The Brain’s Second Look: Generative Feedback and Dynamic Coding in Primate Vision

Author: Shi, Yuelin

Year: 2026

Degree: Dissertation (Ph.D.)

Advisor: Tsao, Doris Y.

Committee Members: Meister, Markus; Andersen, Richard A.; Perona, Pietro; Tsao, Doris Y.

Option: Neurobiology

Abstract

Vision must infer the latent causes of retinal input from signals that are incomplete, noisy, and often ambiguous. This thesis asks whether primate vision is best understood as a predominantly feedforward computation or as a generative, recurrent process in which higher-order hypotheses help shape sensory representations over time. I propose that the visual brain is best described as performing analysis by synthesis: internal scene hypotheses generate predicted sensory structure, and perception emerges through iterative interactions between these predictions and incoming evidence.

The first part of the thesis develops this proposal at the conceptual and neurobiological levels. Drawing on phenomena such as imagery, dreaming, active vision, bistable perception, perceptual completion, and the effects of prior knowledge, I argue that a purely feedforward account cannot fully explain the coordinated, context-sensitive, and inference-like nature of visual experience. I then review computational families of generative models and neuroscientific evidence for feedback, iterative dynamics, and laminar circuitry, proposing that these features are well suited to implement hypothesis-driven visual inference in the brain.

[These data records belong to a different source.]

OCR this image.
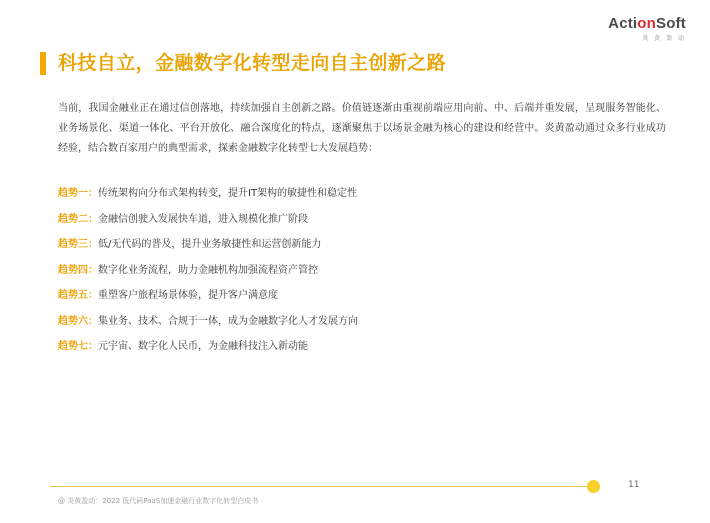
ActionSoft
炎 黄 盈 动
科技自立，金融数字化转型走向自主创新之路
当前，我国金融业正在通过信创落地，持续加强自主创新之路。价值链逐渐由重视前端应用向前、中、后端并重发展，呈现服务智能化、业务场景化、渠道一体化、平台开放化、融合深度化的特点，逐渐聚焦于以场景金融为核心的建设和经营中。炎黄盈动通过众多行业成功经验，结合数百家用户的典型需求，探索金融数字化转型七大发展趋势：
趋势一：传统架构向分布式架构转变，提升IT架构的敏捷性和稳定性
趋势二：金融信创驶入发展快车道，进入规模化推广阶段
趋势三：低/无代码的普及，提升业务敏捷性和运营创新能力
趋势四：数字化业务流程，助力金融机构加强流程资产管控
趋势五：重塑客户旅程场景体验，提升客户满意度
趋势六：集业务、技术、合规于一体，成为金融数字化人才发展方向
趋势七：元宇宙、数字化人民币，为金融科技注入新动能
11
@ 炎黄盈动：2022 低代码PaaS加速金融行业数字化转型白皮书
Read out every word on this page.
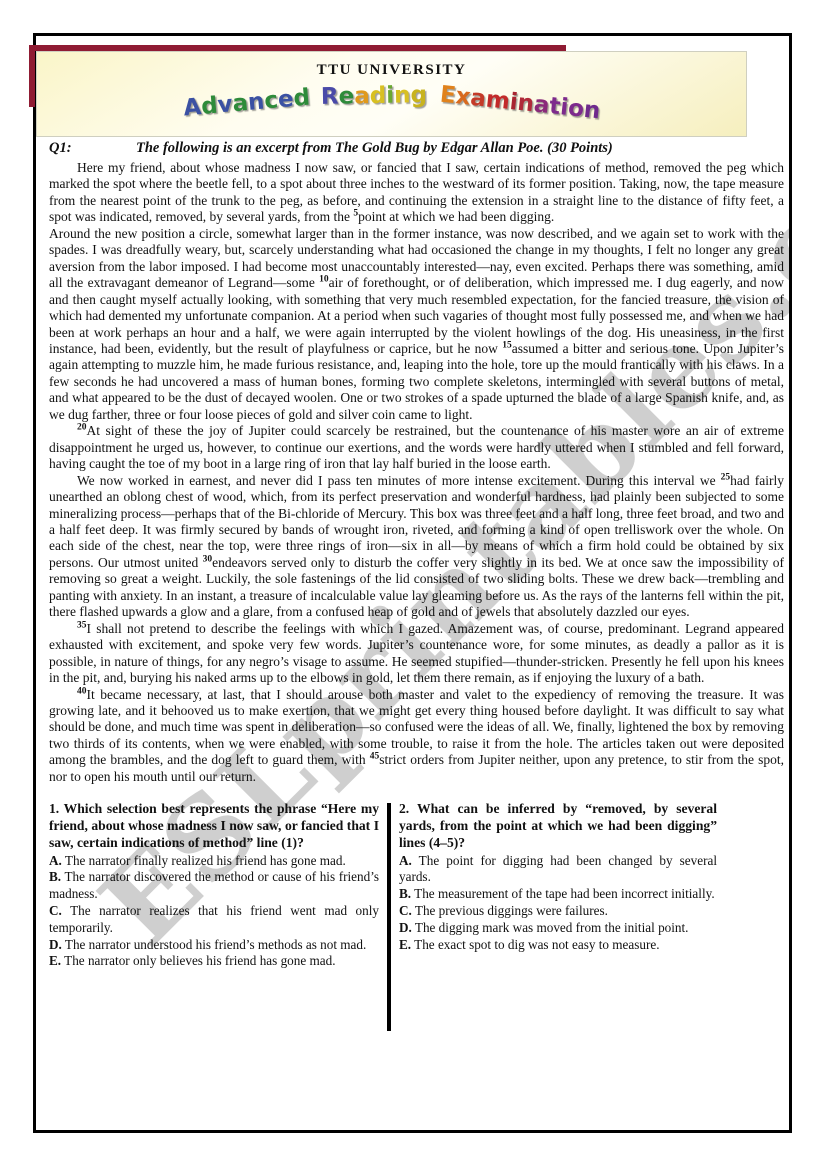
TTU UNIVERSITY
Advanced Reading Examination
Q1:	The following is an excerpt from The Gold Bug by Edgar Allan Poe. (30 Points)

Here my friend, about whose madness I now saw, or fancied that I saw, certain indications of method, removed the peg which marked the spot where the beetle fell, to a spot about three inches to the westward of its former position. Taking, now, the tape measure from the nearest point of the trunk to the peg, as before, and continuing the extension in a straight line to the distance of fifty feet, a spot was indicated, removed, by several yards, from the $^5$point at which we had been digging.

Around the new position a circle, somewhat larger than in the former instance, was now described, and we again set to work with the spades. I was dreadfully weary, but, scarcely understanding what had occasioned the change in my thoughts, I felt no longer any great aversion from the labor imposed. I had become most unaccountably interested—nay, even excited. Perhaps there was something, amid all the extravagant demeanor of Legrand—some $^{10}$air of forethought, or of deliberation, which impressed me. I dug eagerly, and now and then caught myself actually looking, with something that very much resembled expectation, for the fancied treasure, the vision of which had demented my unfortunate companion. At a period when such vagaries of thought most fully possessed me, and when we had been at work perhaps an hour and a half, we were again interrupted by the violent howlings of the dog. His uneasiness, in the first instance, had been, evidently, but the result of playfulness or caprice, but he now $^{15}$assumed a bitter and serious tone. Upon Jupiter’s again attempting to muzzle him, he made furious resistance, and, leaping into the hole, tore up the mould frantically with his claws. In a few seconds he had uncovered a mass of human bones, forming two complete skeletons, intermingled with several buttons of metal, and what appeared to be the dust of decayed woolen. One or two strokes of a spade upturned the blade of a large Spanish knife, and, as we dug farther, three or four loose pieces of gold and silver coin came to light.

$^{20}$At sight of these the joy of Jupiter could scarcely be restrained, but the countenance of his master wore an air of extreme disappointment he urged us, however, to continue our exertions, and the words were hardly uttered when I stumbled and fell forward, having caught the toe of my boot in a large ring of iron that lay half buried in the loose earth.

We now worked in earnest, and never did I pass ten minutes of more intense excitement. During this interval we $^{25}$had fairly unearthed an oblong chest of wood, which, from its perfect preservation and wonderful hardness, had plainly been subjected to some mineralizing process—perhaps that of the Bi-chloride of Mercury. This box was three feet and a half long, three feet broad, and two and a half feet deep. It was firmly secured by bands of wrought iron, riveted, and forming a kind of open trelliswork over the whole. On each side of the chest, near the top, were three rings of iron—six in all—by means of which a firm hold could be obtained by six persons. Our utmost united $^{30}$endeavors served only to disturb the coffer very slightly in its bed. We at once saw the impossibility of removing so great a weight. Luckily, the sole fastenings of the lid consisted of two sliding bolts. These we drew back—trembling and panting with anxiety. In an instant, a treasure of incalculable value lay gleaming before us. As the rays of the lanterns fell within the pit, there flashed upwards a glow and a glare, from a confused heap of gold and of jewels that absolutely dazzled our eyes.

$^{35}$I shall not pretend to describe the feelings with which I gazed. Amazement was, of course, predominant. Legrand appeared exhausted with excitement, and spoke very few words. Jupiter’s countenance wore, for some minutes, as deadly a pallor as it is possible, in nature of things, for any negro’s visage to assume. He seemed stupified—thunder-stricken. Presently he fell upon his knees in the pit, and, burying his naked arms up to the elbows in gold, let them there remain, as if enjoying the luxury of a bath.

$^{40}$It became necessary, at last, that I should arouse both master and valet to the expediency of removing the treasure. It was growing late, and it behooved us to make exertion, that we might get every thing housed before daylight. It was difficult to say what should be done, and much time was spent in deliberation—so confused were the ideas of all. We, finally, lightened the box by removing two thirds of its contents, when we were enabled, with some trouble, to raise it from the hole. The articles taken out were deposited among the brambles, and the dog left to guard them, with $^{45}$strict orders from Jupiter neither, upon any pretence, to stir from the spot, nor to open his mouth until our return.

1. Which selection best represents the phrase “Here my friend, about whose madness I now saw, or fancied that I saw, certain indications of method” line (1)?
A. The narrator finally realized his friend has gone mad.
B. The narrator discovered the method or cause of his friend’s madness.
C. The narrator realizes that his friend went mad only temporarily.
D. The narrator understood his friend’s methods as not mad.
E. The narrator only believes his friend has gone mad.
2. What can be inferred by “removed, by several yards, from the point at which we had been digging” lines (4–5)?
A. The point for digging had been changed by several yards.
B. The measurement of the tape had been incorrect initially.
C. The previous diggings were failures.
D. The digging mark was moved from the initial point.
E. The exact spot to dig was not easy to measure.
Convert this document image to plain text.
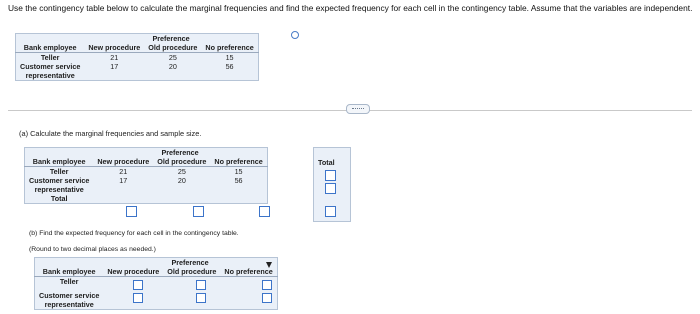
Use the contingency table below to calculate the marginal frequencies and find the expected frequency for each cell in the contingency table. Assume that the variables are independent.
	Preference		
Bank employee	New procedure	Old procedure	No preference
Teller	21	25	15
Customer service
representative	17	20	56
(a) Calculate the marginal frequencies and sample size.
	Preference		
Bank employee	New procedure	Old procedure	No preference
Teller	21	25	15
Customer service
representative	17	20	56
Total			
Total
(b) Find the expected frequency for each cell in the contingency table.
(Round to two decimal places as needed.)
	Preference		
Bank employee	New procedure	Old procedure	No preference
Teller			
Customer service
representative			
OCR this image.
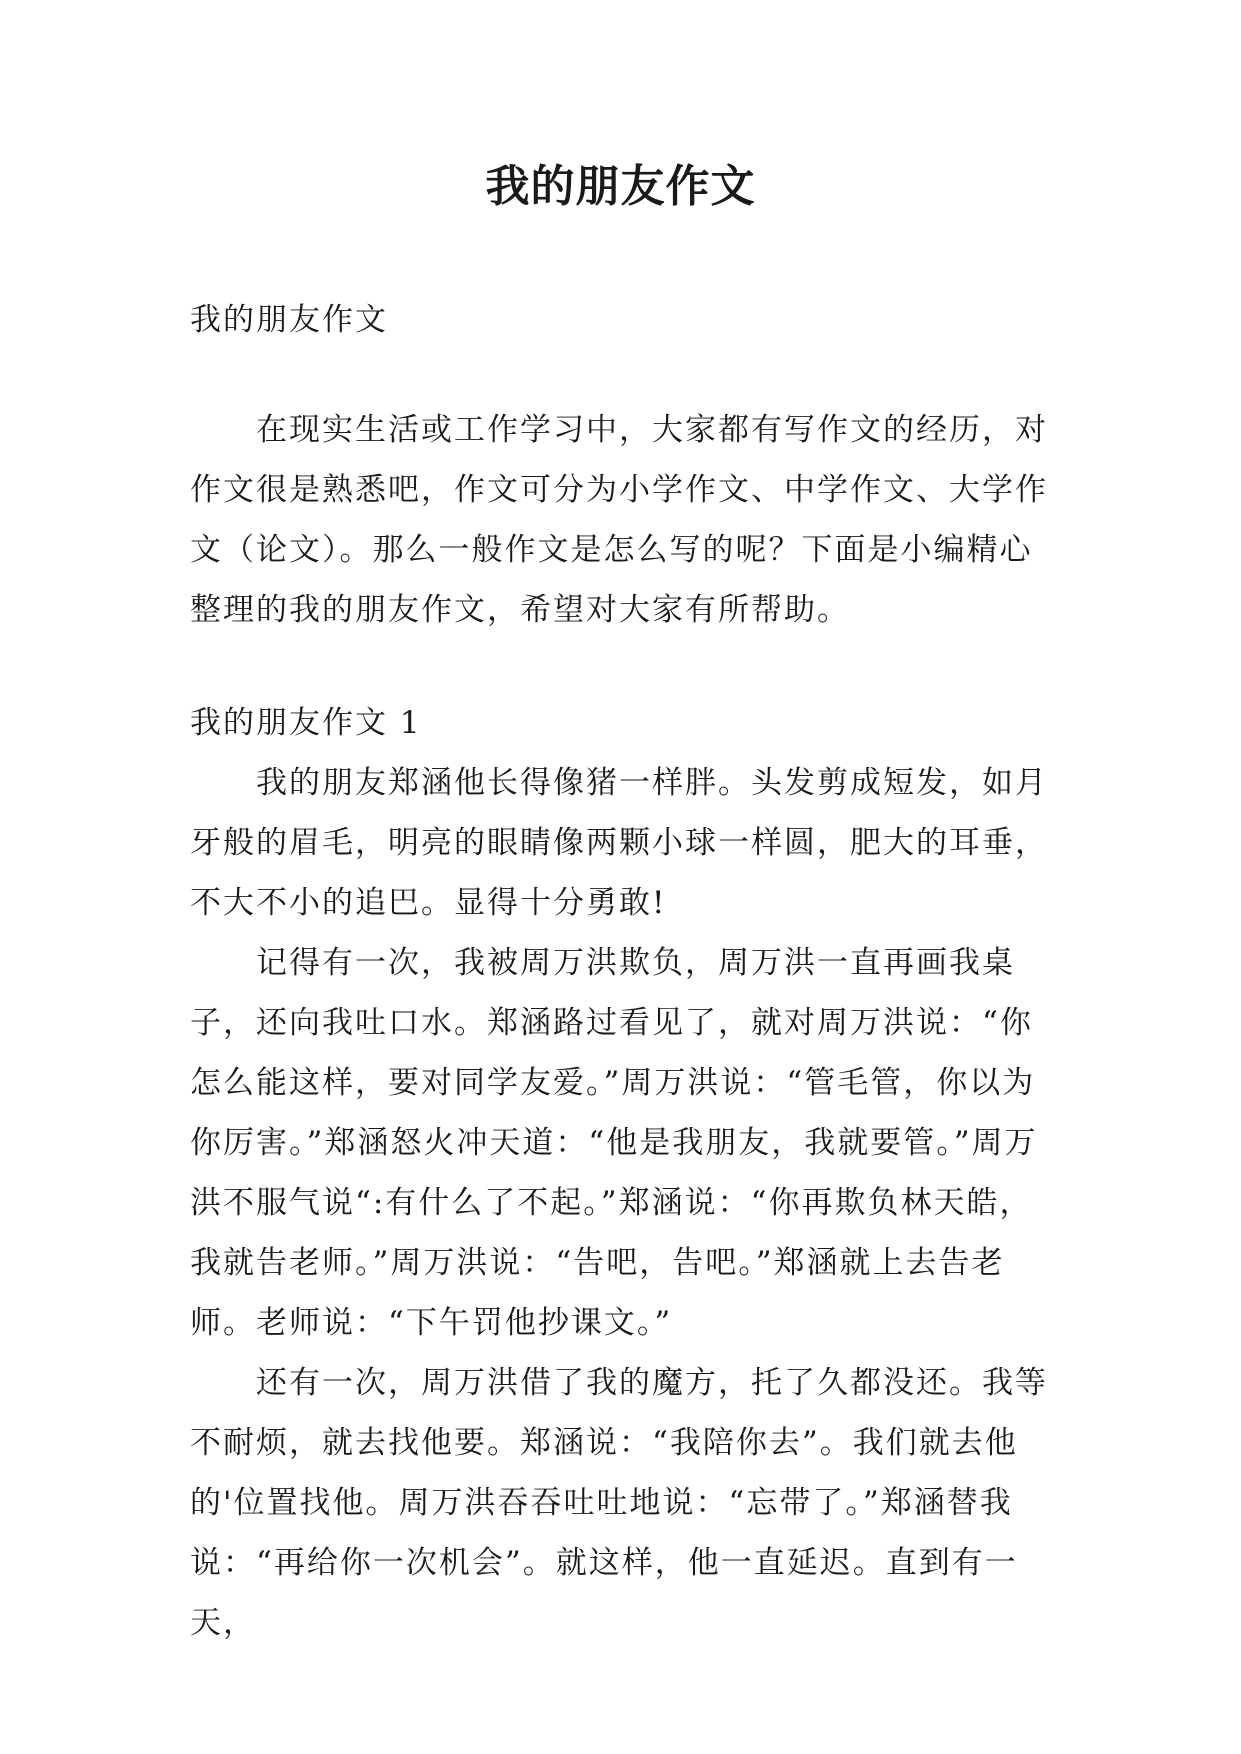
我的朋友作文

我的朋友作文

在现实生活或工作学习中，大家都有写作文的经历，对作文很是熟悉吧，作文可分为小学作文、中学作文、大学作文（论文）。那么一般作文是怎么写的呢？下面是小编精心整理的我的朋友作文，希望对大家有所帮助。

我的朋友作文 1

我的朋友郑涵他长得像猪一样胖。头发剪成短发，如月牙般的眉毛，明亮的眼睛像两颗小球一样圆，肥大的耳垂，不大不小的追巴。显得十分勇敢!

记得有一次，我被周万洪欺负，周万洪一直再画我桌子，还向我吐口水。郑涵路过看见了，就对周万洪说：“你怎么能这样，要对同学友爱。”周万洪说：“管毛管，你以为你厉害。”郑涵怒火冲天道：“他是我朋友，我就要管。”周万洪不服气说“:有什么了不起。”郑涵说：“你再欺负林天皓，我就告老师。”周万洪说：“告吧，告吧。”郑涵就上去告老师。老师说：“下午罚他抄课文。”

还有一次，周万洪借了我的魔方，托了久都没还。我等不耐烦，就去找他要。郑涵说：“我陪你去”。我们就去他的'位置找他。周万洪吞吞吐吐地说：“忘带了。”郑涵替我说：“再给你一次机会”。就这样，他一直延迟。直到有一天，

The second part tests this framework in the macaque face-patch system using simultaneous Neuropixels recordings from face patches ML and AM. To ask whether degraded-face recognition engages feedback-supported inference, I measured the time at which degraded-face responses become aligned with intact identity representations. Under passive viewing of a wide range of degradations, both response timing and intact-to-degraded generalization followed the canonical posterior-to-anterior ordering, with ML preceding AM. Thus, degradation alone did not reveal an anterior-leading signature of top-down inference within inferotemporal cortex. In contrast, learning to associate ambiguous Mooney faces with their intact counterparts selectively reshaped ML population activity, increasing both representational separability and cross-condition generalization for upright Mooney faces. These findings suggest that top-down recruitment in the ventral stream is constrained and may depend not simply on degraded input, but on the availability of learned priors that can disambiguate it.

The final part shows that high-level visual coding itself is dynamically reformatted over time. Large-scale recordings from ML and AM during viewing of faces and non-face objects revealed that face-selective neurons do not use a single, fixed encoding axis. Instead, responses to faces initially align with a domain-general object code, consistent with rapid face detection, but then undergo a rapid, concerted switch within 20 ms. This switch includes reversal of tuning in low dimensions of object space, emergence of new tuning in higher-dimensional face space, increased response sparsity, and improved reconstruction and discrimination of individual faces. The effect is stimulus-gated, appearing for faces but not for non-face objects, and resolves a long-standing debate by showing that inferotemporal face coding is both domain general and domain specific, but at different moments in time.

Together, these studies support a view of primate vision as a dynamic and knowledge-sensitive process. Rather than relying on a static feedforward code alone, the visual system appears to use recurrent computations that allow sensory representations to be revised, sharpened, and reformatted as incoming evidence interacts with internal models and prior knowledge.